Let $A$ be a ring, $\operatorname{Spec}(A) = \{ \mathfrak{p} \mid \mathfrak{p}\textrm{ is a prime ideal of }A\}.$ Given an ideal $I$ of $A$, define $V(I) = \{ \mathfrak{p} \in \operatorname{Spec}(A) \mid \mathfrak{p} \supset I \}.$ Recall that the radical of $I$ is defined as $\sqrt{I} = \{ a \in A \mid a^n \in I\textrm{ for some }n\in\Bbb N\} $ and the radical of $A$ is defined by $\sqrt{A} = \sqrt{\{0\}}.$ With these definitions I want to prove:
"If $\operatorname{Spec}(A) = V(\sqrt{A}),$ then $\operatorname{Spec}(A) =\{ \{ 0 \} \}$," or
"If $\operatorname{Spec}(A) = V(\sqrt{A}),$ then $\operatorname{Spec}(A) =V(\{ 0 \} ).$"
I don't know if these statements are true, however I tried to prove them using only the definitions above and was not able to succeed.
Is there some counterexample, and if not, can I get help for the proof?
thanks.
You should be able to find the following in more detail in any standard text on algebraic geometry.
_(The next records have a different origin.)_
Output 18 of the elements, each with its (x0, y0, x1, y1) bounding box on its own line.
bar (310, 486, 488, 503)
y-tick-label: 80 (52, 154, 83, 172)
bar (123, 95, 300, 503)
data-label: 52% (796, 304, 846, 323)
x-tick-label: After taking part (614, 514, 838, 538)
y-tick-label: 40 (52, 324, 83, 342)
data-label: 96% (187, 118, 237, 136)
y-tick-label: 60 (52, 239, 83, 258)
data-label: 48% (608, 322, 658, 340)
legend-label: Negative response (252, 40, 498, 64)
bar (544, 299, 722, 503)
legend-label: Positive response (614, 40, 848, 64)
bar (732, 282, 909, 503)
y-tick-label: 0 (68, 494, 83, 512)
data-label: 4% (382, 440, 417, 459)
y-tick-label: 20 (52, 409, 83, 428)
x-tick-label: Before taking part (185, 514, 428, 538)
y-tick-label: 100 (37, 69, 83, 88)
It is always true that $\operatorname{Spec}(A) = V\left(\sqrt{(0)}\right),$ so the "if" part of each statement is always satisfied. This is because $\sqrt{(0)}$ consists of the nilpotent elements of $A,$ and every prime ideal must contain all nilpotents of the ring.
So, we have a counterexample to your first statement: take any ring which is not a field. This ring necessarily has a maximal ideal $\mathfrak{m}$ if it is not the zero ring, and as $A$ is not a field, $\mathfrak{m}\neq (0).$ If $A$ is the zero ring, it has no prime ideals at all, so that is also a counterexample.
Your second statement boils down to the claim $\operatorname{Spec}(A) = V\left(\sqrt{(0)}\right) = V((0)).$ This is true; note that $0$ is the only element of $(0).$ As every prime ideal of $A$ necessarily contains $0,$ we have the desired equality.
More generally, if $I$ is an ideal, then $I\subseteq\sqrt{I},$ so that $V(\sqrt{I})\subseteq V(I)$ (if $\mathfrak{p}\supseteq\sqrt{I},$ then $\mathfrak{p}\supseteq I$ as well). In fact, $V(\sqrt{I}) = V(I).$ Indeed, let $a\in \sqrt{I},$ and suppose $\mathfrak{p}\supseteq I.$ Then $a^n\in I$ for some $n,$ thus $a^n\in\mathfrak{p}.$ But this implies that $a\in\mathfrak{p}$!